10:03 PM March 4th, 2013

March 4th, 2013 10:03 PM

You know it is election season in the Philippines when “road repairs” suddenly sprout along thoroughfares that do not really need them. While the corruption this symbolizes is usually anecdotal and hard to prove in court, the nuisance they cause is very real. This is especially true when the “improvement/concreting” is done haphazardly on the one and only access road of a mixed-use neighborhood.

The two narrow lanes of Gertrudes Street in Barangay (village) Mambugan, Antipolo City, Rizal, lead into several middle-class subdivisions and large establishments, including wet markets, schools, a cement factory, a biscuit manufacturer and a bus company garage. It is quite literally the only route in and out of the area for thousands of residents in private or public vehicles and for business with 18-wheeler trucks and container vans. Although this street has its share of potholes and is inadequately paved in some spots from previous water works, it does not merit a major overhaul that in effect chokes the life of the community.

About three weeks ago, the intrepid contractor started boring holes and tore up one lane to pour in new concrete. Now, instead of doing the job in small sections, the enthusiastic contractor went on to upheave a long swath of pavement before even one segment of cement had cured.

Bad enough for vehicles from opposite directions to navigate using only one lane, but the street has a long blind curve—precisely along where the genius contractor opted to do the road repair.

Because approaching vehicles cannot see each other from opposite ends, no less than three personnel have to be in place to direct traffic. Unfortunately, at the critical hours of early morning, when kids are rushing to school, or when truck deliveries are being made late at night, these personnel are nowhere to be found.
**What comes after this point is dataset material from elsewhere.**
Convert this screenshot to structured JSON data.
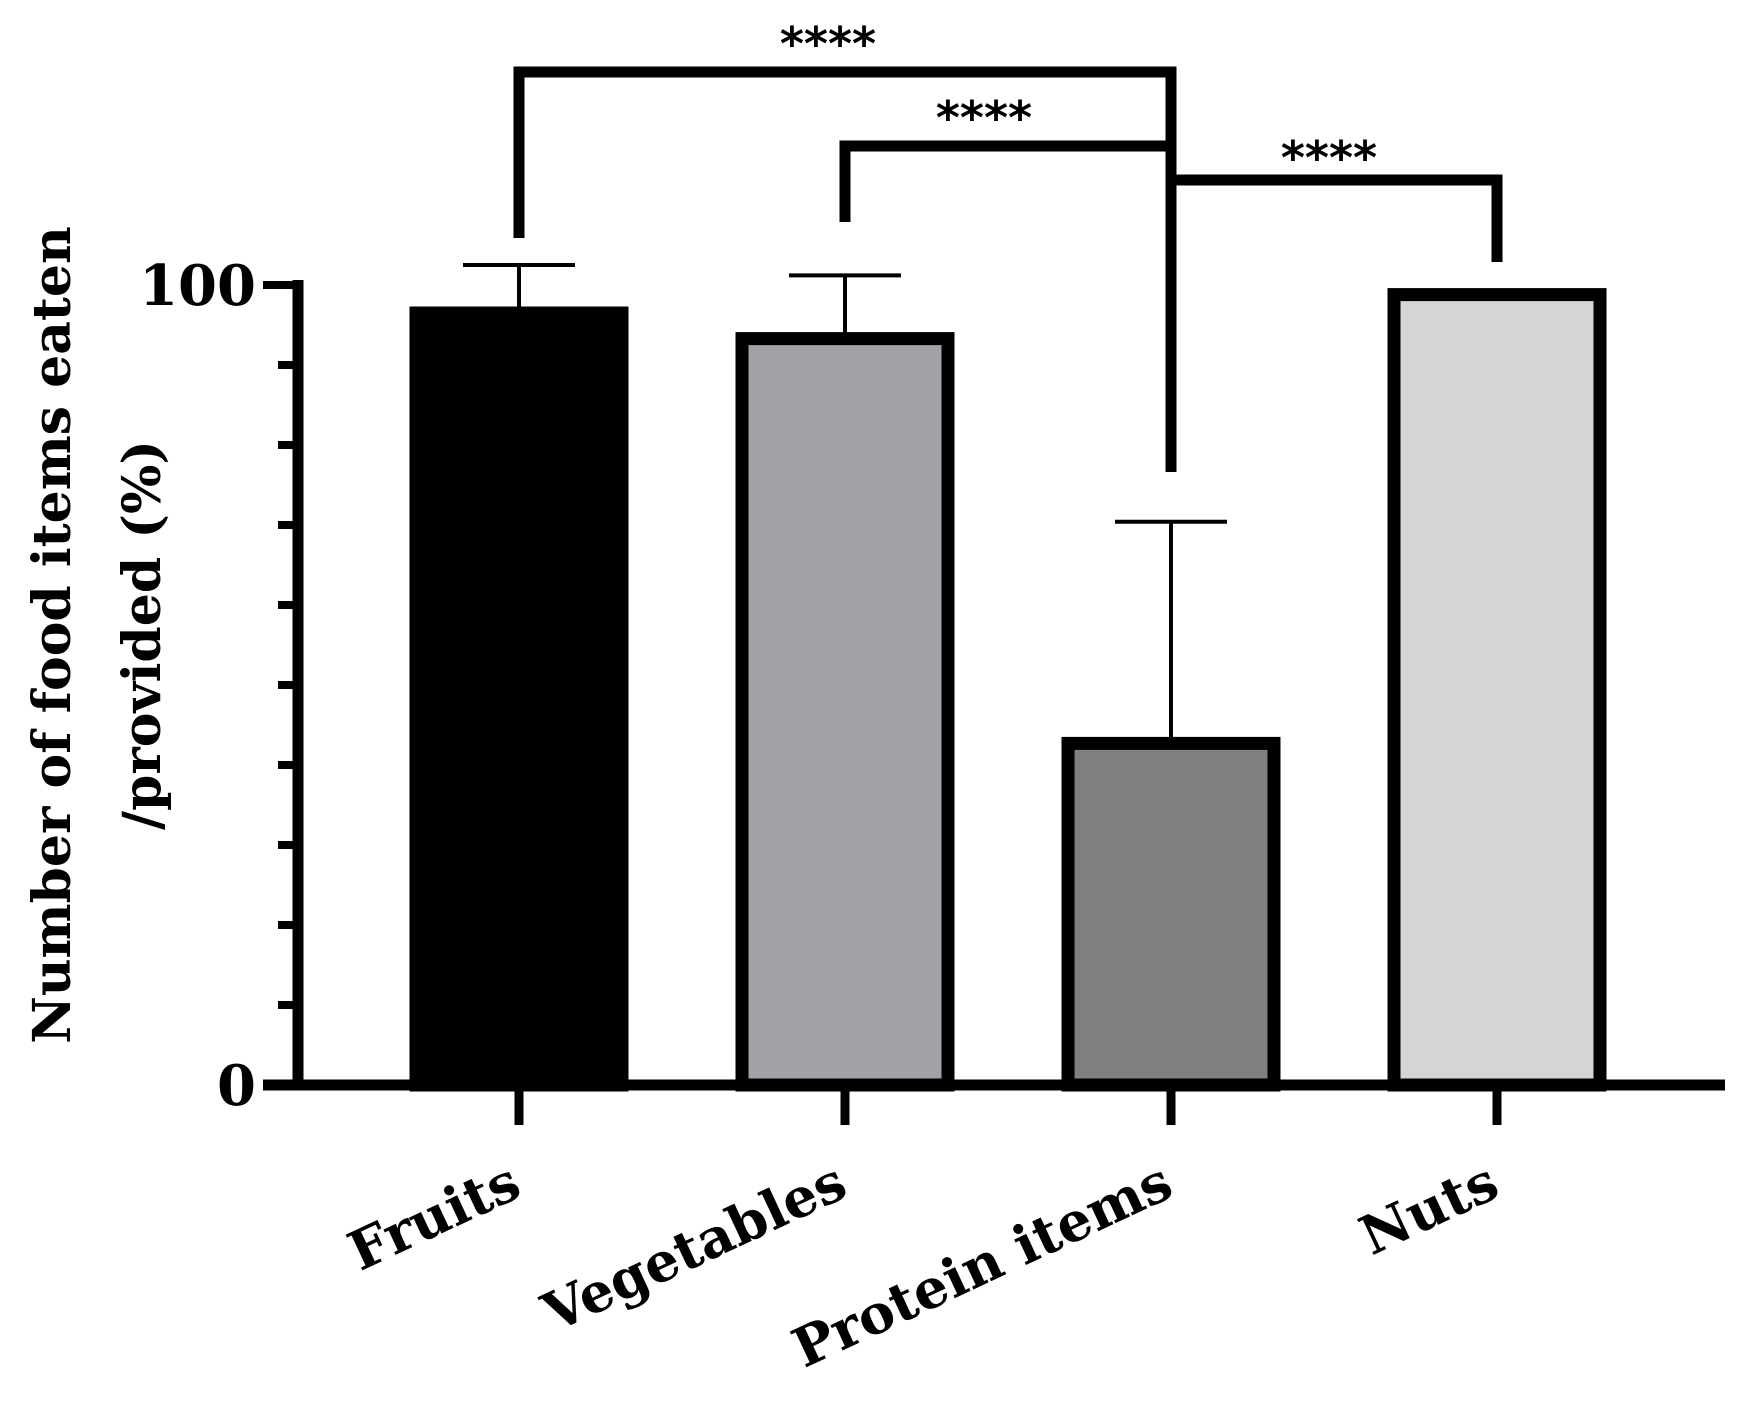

The daily commute is already a grind without having to contend with traffic congestion literally a minute away from your doorstep. To add insult to injury, the  epal  poster of a beaming governor claiming credit and expecting thanks for the project is now prominently placed at the intersection of Sumulong Highway and Gertrudes Street. Let’s just say that his surname is now synonymous with “yncompetence,” “ynconvenience” and “ynconsiderate.” His road repairs only contribute to more road rage—hopefully voter rage, as well.